Kolumne: Deutscher Alltag:V wie Feuilleton

Würde man nicht als Vogel wiedergeboren, müsste man unbedingt wieder Journalist werden, am liebsten Feuilletonist. Oder Inhaber eines Gebetsfähnchenverkaufsstands in Tibet.

Kurt Kister

Es gibt so viele Dinge, zu denen etwas zu sagen wäre, wenn nicht schon so viele Menschen etwas dazu gesagt hätten. Was ließen sich für Garstigkeiten über trunkene Bischöfinnen schreiben oder auch über all jene hochgebildeten Leute, die sich wegen des kleinen Hegemann-Schmuddel-Buchs fürchterlich befehden, obwohl sie noch nicht einmal die Islam-Debatte ganz ausgetragen haben.

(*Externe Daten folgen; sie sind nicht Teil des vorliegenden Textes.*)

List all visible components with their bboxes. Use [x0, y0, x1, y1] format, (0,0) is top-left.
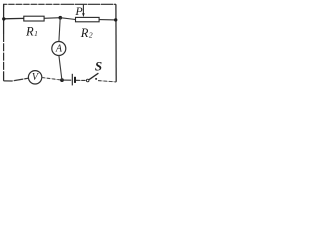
wire: battery to switch pivot	[76, 79, 86, 81]
wire: bottom-left segment (border corner to voltmeter)	[4, 78, 29, 81]
wire: center junction down to ammeter	[59, 18, 60, 42]
rheostat slider wire from top border	[82, 4, 84, 14]
svg-text:P: P	[74, 4, 83, 18]
svg-text:2: 2	[89, 30, 93, 39]
voltmeter V	[28, 71, 41, 84]
wire: R2 to right border	[99, 19, 116, 21]
battery (cell): long positive plate	[71, 74, 73, 86]
svg-text:S: S	[95, 59, 102, 74]
node: center junction (ammeter tap)	[59, 16, 63, 20]
resistor R1 box	[24, 16, 44, 21]
wire: left border	[3, 4, 5, 34]
node: bottom junction (ammeter branch tap)	[60, 78, 64, 82]
background	[0, 0, 121, 93]
rheostat slider arrowhead P	[82, 13, 85, 17]
svg-text:A: A	[55, 44, 63, 55]
wire: junction to battery	[62, 79, 71, 81]
switch S: open lever blade	[89, 73, 98, 80]
svg-text:1: 1	[34, 29, 38, 38]
svg-text:R: R	[25, 24, 34, 38]
node: junction on left border	[2, 17, 5, 20]
resistor R2 box (rheostat track)	[76, 17, 100, 21]
wire: right border	[115, 4, 117, 82]
wire: R1 to center junction	[44, 17, 60, 20]
battery (cell): short negative plate	[74, 77, 76, 83]
wire: ammeter down to bottom junction	[59, 56, 62, 80]
switch S: right contact dot	[95, 78, 97, 80]
wire: switch to bottom-right corner	[98, 81, 116, 82]
wire: resistor rail, left border to R1	[4, 17, 24, 19]
ammeter A	[52, 42, 66, 56]
switch S: pivot contact circle	[86, 79, 89, 82]
wire: center junction to R2	[60, 18, 75, 20]
wire: voltmeter to bottom junction (dashed)	[42, 78, 62, 81]
wire: top border	[4, 4, 116, 7]
svg-text:R: R	[80, 26, 89, 40]
node: junction on right border	[114, 18, 117, 21]
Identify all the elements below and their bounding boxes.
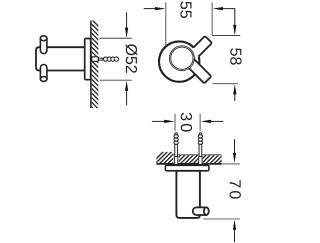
dim 30 label (181, 113, 192, 132)
boss ring outer (169, 46, 194, 71)
dim 30 right arrow + tail (201, 120, 211, 123)
wall face line (156, 163, 221, 165)
dim 58 top arrow (233, 25, 236, 35)
upper peg (vertical cylinder with dome bottom) (40, 38, 47, 53)
wall line (90, 21, 92, 109)
screw 2 coils (198, 135, 202, 138)
dim Ø52 label (125, 44, 137, 73)
dim 70 top arrow + tail (234, 139, 236, 153)
dim 70 bottom extension line (203, 218, 240, 220)
dim 58 bottom arrow + tail (233, 84, 236, 94)
dim Ø52 top arrow + tail (126, 12, 128, 28)
lower peg (-45 deg) (186, 58, 211, 83)
dim 70 label (230, 180, 241, 199)
peg (pointing right) (193, 207, 207, 215)
lower peg bottom ellipse (40, 77, 47, 82)
dim 55 label (180, 2, 191, 18)
dim 58 top extension line (212, 35, 240, 37)
dim 70 bottom arrow + tail (233, 219, 236, 229)
dim 55 left tail + arrow (144, 8, 156, 10)
dim Ø52 bottom extension line (100, 79, 132, 81)
screw 1 tip (175, 133, 178, 136)
screw shaft (98, 58, 103, 60)
screw 2 tip (199, 133, 202, 136)
dim 30 right extension line (199, 114, 201, 131)
flange (top view) (165, 165, 209, 171)
wall inner line (top of hatch band) (174, 154, 222, 156)
dim 58 bottom extension line (212, 83, 238, 85)
screw 1 coils (174, 135, 178, 138)
rosette outer circle (159, 41, 199, 81)
hook body (horizontal cylinder) (36, 47, 85, 70)
wall hatch (88, 16, 102, 117)
mounting flange (wall plate) (85, 39, 91, 80)
wall hatch top view (148, 151, 235, 167)
body (top view cylinder) (176, 171, 200, 218)
dim 58 label (230, 48, 241, 64)
dim 55 right arrow + corner to 58 (213, 7, 223, 10)
wall line extension toward dim 70 (222, 163, 240, 165)
dim 30 left tail + arrow (152, 120, 165, 122)
screw 1 (left) shaft (175, 144, 178, 157)
upper peg top ellipse (40, 36, 47, 41)
dim 30 left extension line (174, 114, 176, 131)
lower peg (vertical cylinder with dome top) (40, 65, 47, 80)
screw 2 (right) shaft (199, 144, 202, 157)
screw thread coils (104, 57, 108, 61)
dim Ø52 bottom arrow + tail (126, 91, 128, 105)
dim Ø52 top extension line (99, 37, 131, 39)
dim 55 right extension line (211, 2, 213, 35)
upper peg (45 deg) (187, 36, 212, 61)
peg end ellipse (204, 207, 209, 215)
boss ring inner (171, 47, 193, 69)
dim 55 left extension line (165, 2, 167, 47)
screw anchor head (92, 57, 99, 62)
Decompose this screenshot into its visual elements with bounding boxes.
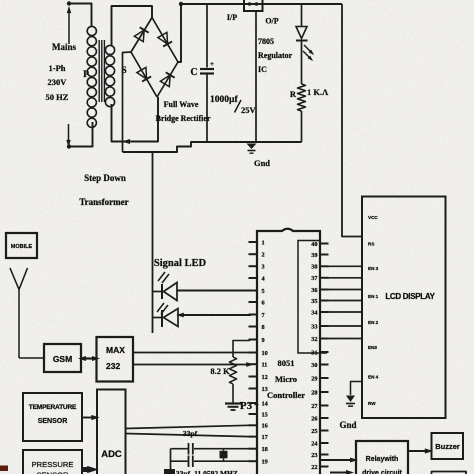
8051 pin 14: [249, 400, 269, 407]
8051 pin 28: [311, 389, 328, 396]
svg-text:MAX: MAX: [106, 345, 125, 355]
svg-text:16: 16: [262, 423, 268, 430]
svg-text:Signal LED: Signal LED: [154, 258, 207, 269]
svg-text:MOBILE: MOBILE: [11, 244, 33, 250]
8051 pin 24: [311, 440, 328, 447]
svg-text:Buzzer: Buzzer: [435, 442, 460, 451]
svg-text:12: 12: [262, 374, 268, 381]
svg-text:drive circuit: drive circuit: [362, 470, 402, 474]
svg-text:17: 17: [262, 434, 268, 441]
svg-text:23: 23: [311, 452, 317, 459]
svg-text:+: +: [210, 60, 214, 68]
8051 pin 25: [311, 428, 328, 435]
svg-text:Step Down: Step Down: [84, 173, 126, 183]
svg-text:1000µf: 1000µf: [210, 95, 238, 105]
wire mains top to transformer primary: [69, 4, 92, 28]
wire resistor to ground rail: [301, 111, 303, 142]
svg-text:30: 30: [311, 362, 317, 369]
8051 pin 30: [311, 362, 328, 369]
svg-text:8051: 8051: [278, 358, 295, 368]
capacitor C plates: [200, 69, 214, 74]
ground crystal: [164, 469, 175, 474]
8051 pin 27: [311, 403, 328, 410]
8051 pin 7: [249, 312, 265, 319]
wire crystal to 8051 pin 19: [171, 460, 251, 462]
svg-text:39: 39: [311, 252, 317, 259]
label TEMPERATURE SENSOR: [29, 404, 77, 425]
8051 pin 8: [249, 324, 265, 331]
8051 pin 4: [249, 275, 266, 282]
8051 pin 13: [249, 386, 268, 393]
mains terminal arrow top: [67, 1, 71, 44]
svg-text:8: 8: [262, 324, 265, 331]
svg-text:EN3: EN3: [368, 345, 377, 350]
label P3: [240, 400, 259, 412]
svg-text:1-Ph: 1-Ph: [49, 63, 66, 73]
arrow relay to buzzer: [408, 448, 433, 453]
svg-text:11: 11: [262, 362, 268, 369]
wire ADC to 8051 pin 16: [126, 425, 250, 428]
svg-text:26: 26: [311, 415, 317, 422]
svg-text:9: 9: [262, 337, 265, 344]
wire secondary bottom to bridge bottom: [112, 97, 159, 144]
partial box below buzzer: [432, 472, 467, 474]
ground symbol power rail: [247, 144, 257, 154]
svg-text:Controller: Controller: [267, 390, 305, 400]
antenna: [10, 268, 28, 358]
svg-text:Full Wave: Full Wave: [164, 100, 199, 109]
wire secondary top to bridge top: [112, 6, 153, 46]
wire 8051 pin 35 to LCD: [328, 300, 363, 302]
svg-text:31: 31: [311, 349, 317, 356]
svg-text:38: 38: [311, 264, 317, 271]
ADC box: [97, 390, 126, 474]
svg-text:O/P: O/P: [265, 17, 278, 26]
ground rail: [123, 142, 302, 152]
svg-text:14: 14: [262, 400, 269, 407]
svg-text:EN 1: EN 1: [368, 294, 379, 299]
capacitor C wire: [206, 4, 208, 142]
8051 pin 2: [249, 252, 265, 259]
label MAX 232: [106, 345, 125, 371]
8051 pin 22: [311, 464, 328, 471]
svg-text:Gnd: Gnd: [339, 420, 356, 430]
svg-text:6: 6: [262, 299, 265, 306]
arrow temperature to ADC: [82, 415, 100, 420]
wire ADC to 8051 pin 17: [126, 434, 250, 437]
wire 8051 pin 32 to LCD: [328, 338, 363, 340]
wire crystal caps to ground: [170, 449, 172, 474]
diode D1 top-left: [134, 27, 148, 41]
svg-text:27: 27: [311, 403, 317, 410]
8051 pin 17: [249, 434, 268, 441]
svg-text:EN 4: EN 4: [368, 375, 379, 380]
svg-text:33pf: 33pf: [176, 469, 191, 474]
wire LED1 to 8051 pin 5: [177, 290, 251, 292]
wire 8051 pin 34 to LCD: [328, 311, 363, 313]
svg-text:VCC: VCC: [368, 215, 378, 220]
label 1000uf/25V: [210, 95, 257, 115]
buzzer box: [432, 433, 464, 459]
capacitor 33pf lower: [189, 456, 193, 468]
label PRESSURE SENSOR: [32, 460, 74, 474]
bidirectional arrow GSM-MAX232: [78, 356, 100, 361]
svg-text:28: 28: [311, 389, 317, 396]
wire bridge negative to ground rail: [123, 52, 132, 152]
MAX232 box: [97, 337, 134, 382]
svg-text:Mains: Mains: [52, 42, 77, 52]
wire 8.2K to 8051 pin 9: [233, 341, 250, 358]
GSM box: [44, 344, 81, 372]
crystal X1 11.0592 MHz: [220, 449, 228, 462]
8051 pin 26: [311, 415, 328, 422]
relay driver box: [356, 441, 408, 474]
svg-text:C: C: [190, 67, 197, 78]
LED signal 1: [158, 272, 177, 301]
8051 pin 32: [311, 336, 328, 343]
svg-text:RW: RW: [368, 401, 376, 406]
label Relay with drive circuit: [362, 456, 402, 474]
svg-text:35: 35: [311, 298, 317, 305]
temperature sensor box: [23, 393, 82, 441]
8051 pin 33: [311, 323, 328, 330]
svg-text:LCD DISPLAY: LCD DISPLAY: [385, 292, 435, 301]
wire ground rail down to signal LEDs: [152, 152, 154, 333]
svg-text:36: 36: [311, 287, 317, 294]
svg-text:SENSOR: SENSOR: [36, 471, 69, 474]
svg-text:Transformer: Transformer: [79, 197, 128, 207]
wire bridge positive to top rail: [178, 2, 183, 62]
transformer T1 primary winding: [87, 26, 96, 127]
wire resistor to ground: [232, 384, 234, 403]
wire LED2 to 8051 pin 7 with arrow: [176, 313, 251, 318]
8051 pin 36: [311, 287, 328, 294]
wire regulator ground pin: [255, 11, 257, 142]
wire LCD RW to ground: [351, 382, 363, 396]
svg-text:34: 34: [311, 309, 318, 316]
8051 pin 23: [311, 452, 328, 459]
svg-text:25: 25: [311, 428, 317, 435]
label 8051 Micro Controller: [267, 358, 305, 400]
8051 pin 11: [249, 362, 268, 369]
diode D2 top-right: [158, 32, 172, 46]
8051 pin 3: [249, 264, 265, 271]
8051 pin 6: [249, 299, 265, 306]
arrow pressure to ADC: [81, 466, 99, 473]
svg-text:5: 5: [262, 288, 265, 295]
svg-text:50 HZ: 50 HZ: [46, 92, 69, 102]
transformer T1 secondary winding: [105, 45, 114, 106]
svg-text:IC: IC: [258, 65, 267, 74]
LED signal 2: [157, 303, 178, 327]
wire MAX232 to 8051 pin 10: [133, 352, 250, 354]
svg-text:11.0592 MHZ: 11.0592 MHZ: [194, 469, 238, 474]
8051 pin 9: [249, 337, 265, 344]
label Mains 1-Ph 230V 50 HZ: [46, 42, 77, 102]
svg-text:2: 2: [262, 252, 265, 259]
svg-text:TEMPERATURE: TEMPERATURE: [29, 404, 77, 411]
svg-text:R: R: [290, 89, 297, 99]
svg-text:8.2 K: 8.2 K: [210, 366, 230, 376]
svg-text:7: 7: [262, 312, 265, 319]
svg-text:Gnd: Gnd: [254, 158, 270, 168]
svg-text:SENSOR: SENSOR: [38, 418, 68, 425]
wire 8051 pin 22 to relay: [321, 458, 358, 463]
svg-text:19: 19: [262, 459, 268, 466]
wire vertical to LED1: [153, 291, 163, 293]
svg-text:Bridge Rectifier: Bridge Rectifier: [156, 114, 211, 123]
svg-text:10: 10: [262, 350, 268, 357]
8051 microcontroller box: [257, 229, 320, 474]
ground reset circuit: [225, 404, 241, 411]
wire MAX232 to 8051 pin 11 with arrow: [133, 362, 254, 367]
svg-text:EN 2: EN 2: [368, 320, 379, 325]
svg-text:Micro: Micro: [275, 374, 297, 384]
8051 pin 12: [249, 374, 268, 381]
svg-text:232: 232: [106, 361, 120, 371]
top +V rail: [181, 3, 342, 5]
regulator U1 7805 box: [244, 0, 263, 11]
8051 inner port rectangle: [298, 241, 327, 354]
8051 pin 15: [249, 411, 268, 418]
mobile box: [6, 233, 37, 258]
wire crystal to 8051 pin 18: [171, 448, 251, 450]
svg-text:RS: RS: [368, 242, 374, 247]
8051 pin 39: [311, 252, 328, 259]
LED D5 light arrows: [303, 45, 315, 62]
LED D5 power indicator: [296, 4, 308, 41]
svg-text:Regulator: Regulator: [258, 51, 293, 60]
wire 8051 pin 38 to LCD: [328, 265, 363, 267]
8051 pin 16: [249, 423, 268, 430]
wire transformer primary bottom to mains terminal: [69, 122, 93, 147]
8051 pin 10: [249, 350, 268, 357]
diode D3 bottom-left: [137, 67, 151, 81]
svg-text:13: 13: [262, 386, 268, 393]
svg-text:7805: 7805: [258, 37, 274, 46]
svg-text:32: 32: [311, 336, 317, 343]
svg-text:29: 29: [311, 375, 317, 382]
8051 pin 34: [311, 309, 328, 316]
8051 pin 1: [249, 239, 265, 246]
svg-text:40: 40: [311, 241, 317, 248]
svg-text:1 K.Λ: 1 K.Λ: [307, 87, 329, 97]
svg-text:37: 37: [311, 275, 317, 282]
svg-text:3: 3: [262, 264, 265, 271]
wire 8051 pin 33 to LCD: [328, 325, 363, 327]
label 7805 Regulator IC: [258, 37, 293, 74]
wire vertical to LED2: [153, 317, 163, 319]
svg-text:GSM: GSM: [53, 354, 72, 364]
svg-text:33pf: 33pf: [183, 429, 198, 438]
svg-text:P: P: [83, 70, 89, 80]
8051 pin 19: [249, 459, 268, 466]
svg-text:25V: 25V: [241, 105, 257, 115]
svg-text:Relaywith: Relaywith: [366, 456, 399, 463]
resistor R 1K zigzag: [298, 84, 306, 111]
LCD display box: [362, 197, 446, 419]
wire 8051 pin 36 to LCD: [328, 289, 363, 291]
label Full Wave Bridge Rectifier: [156, 100, 211, 123]
wire LED to resistor: [301, 41, 303, 85]
ground LCD: [346, 396, 355, 407]
svg-text:1: 1: [262, 239, 265, 246]
8051 pin 31: [311, 349, 328, 356]
svg-text:230V: 230V: [48, 77, 68, 87]
8051 pin 37: [311, 275, 328, 282]
wire antenna to GSM: [19, 357, 44, 359]
diode D4 bottom-right: [160, 72, 174, 86]
svg-text:P3: P3: [240, 400, 253, 412]
8051 pin 35: [311, 298, 328, 305]
svg-text:PRESSURE: PRESSURE: [32, 460, 74, 469]
resistor 8.2K zigzag: [229, 357, 236, 384]
svg-text:22: 22: [311, 464, 317, 471]
svg-text:I/P: I/P: [227, 13, 237, 22]
8051 pin 38: [311, 264, 328, 271]
svg-text:18: 18: [262, 446, 268, 453]
svg-text:EN 3: EN 3: [368, 266, 379, 271]
8051 pin 29: [311, 375, 328, 382]
pressure sensor box: [23, 450, 82, 474]
wire top rail to LCD VCC: [342, 4, 362, 237]
wire 8051 pin 37 to LCD: [328, 277, 363, 279]
8051 pin 5: [249, 288, 265, 295]
label Step Down Transformer: [79, 173, 128, 207]
svg-text:ADC: ADC: [101, 449, 122, 460]
svg-text:15: 15: [262, 411, 268, 418]
transformer core: [99, 40, 104, 102]
svg-text:33: 33: [311, 323, 317, 330]
svg-text:24: 24: [311, 440, 318, 447]
8051 pin 40: [311, 241, 328, 248]
mains terminal arrow bottom: [66, 124, 71, 149]
8051 pin 18: [249, 446, 268, 453]
capacitor 33pf upper: [189, 443, 193, 455]
wire to relay lower arrow: [330, 470, 354, 474]
bridge rectifier diamond: [131, 18, 178, 98]
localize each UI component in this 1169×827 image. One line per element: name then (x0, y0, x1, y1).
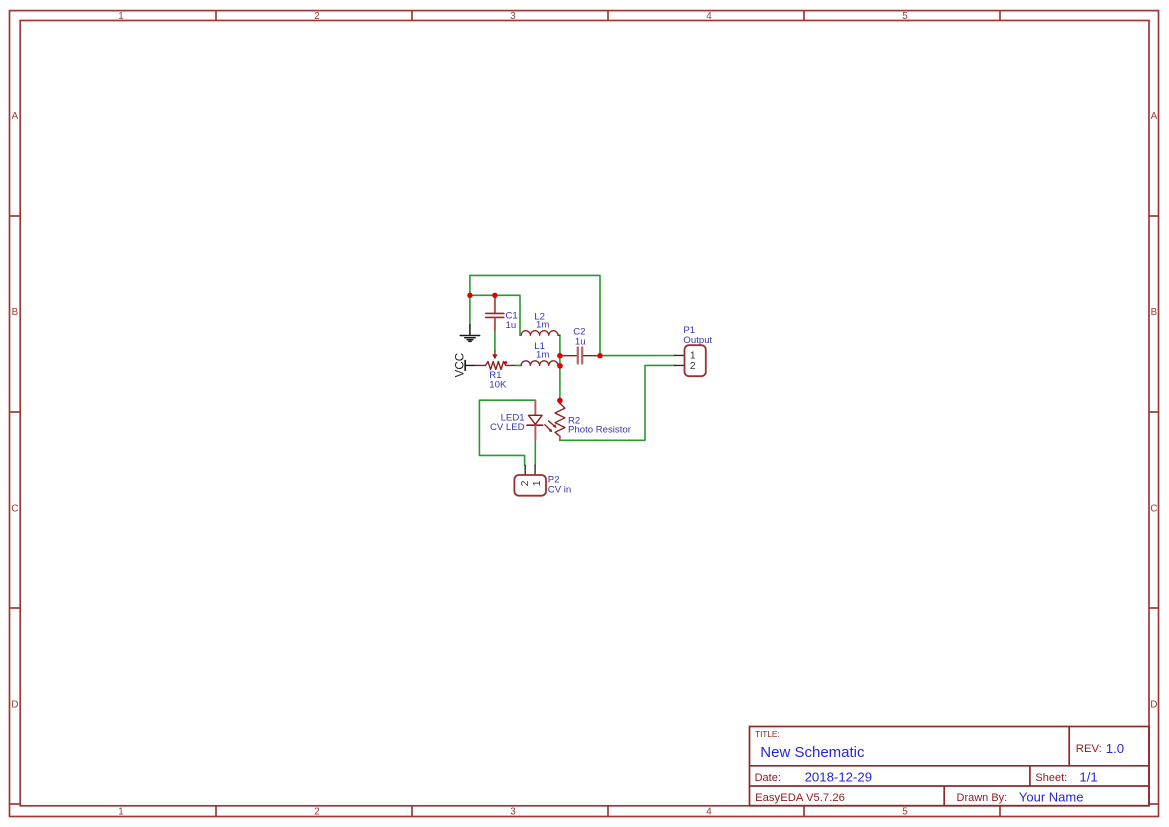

Irgendjemand, es könnte der Autor dieser Kolumne gewesen sein, hat einmal gesagt, "Politik" komme aus dem Griechischen und bedeute auf Deutsch so viel wie "ich habe recht", wohingegen "Feuilleton" aus dem Französischen stamme und sinngemäß übersetzt "ich habe recht und du bist doof" heiße.

Auch als Tier würde man sich wohlfühlen

Damit hier nun nicht eine weitere Kontroverse entsteht, sei ausdrücklich versichert: Stünde man vor der Wahl, nach dem Tode in einer anderen Erscheinungsform wiedergeboren werden zu müssen, würde man, müsste man unbedingt wieder Journalist werden, selbst am liebsten Feuilletonist sein. Noch lieber aber wäre man der Inhaber eines Gebetsfähnchenverkaufsstands am Fuße des heiligen Berges Kailash in Tibet.

Auch als Tier würde man sich wohl fühlen, am meisten vielleicht als Hoatzin. Das ist ein Vogel, der im Amazonas-Urwald auf Bäumen lebt und, solange er jung ist, am Ende der Flügel Krallen hat, was eher unvogelig, dafür aber archeopteryxisch ist. Der Hoatzin ist ein Zwischenwesen, eine Art Baumeidechsenhuhn, und dadurch, wenn man so will, der Feuilletonist unter den Vögeln. Das ist eine interessante, vielleicht sogar schöne Lebensform.

Eigentlich aber möchte man nicht als Journalist wiedergeboren werden. Auch in einem neuen Leben würde einem das öffentlich-rechtliche Fernsehen keine sechs Frauen im Wechsel zuschanzen, wie es der NDR gerade bei einem anderen Journalisten in Hamburg tut.

Der Chef beschwert sich beim Unterchef

Und man hat es auch satt, dass einem Westerwelle, Lafontaine und Seehofer unablässig ihre eigenen Fehler vorwerfen und behaupten, die Presse sei an allem schuld, und nicht die Politik sei schlecht, sondern nur "die Kommunikation" funktioniere nicht.

Das mit der Kommunikation ist ein sehr beliebtes Argument. In irgendeiner Firma befiehlt der Vorstand dem Chef, Leute rauszuwerfen, und wenn es dann eine schlechte Presse für die Firma gibt, beschwert sich der Chef beim Unterchef, dass die ganze Sache "nicht gut kommuniziert" worden sei.

Natürlich ist das nur eine jener typischen Als-Chef-steht-es-mir-zu-jeden-Unsinn-zu-sagen-Floskeln, denn selbst gute Kommunikation macht eine schlechte Sache nicht besser. Das gehört zu den Grundweisheiten des Lebens, die allerdings Politiker, Chefs und manchmal sogar Feuilletonisten nicht einsehen wollen. Wäre man ein wiedergeborener Hoatzin, würde das alles einen nicht berühren.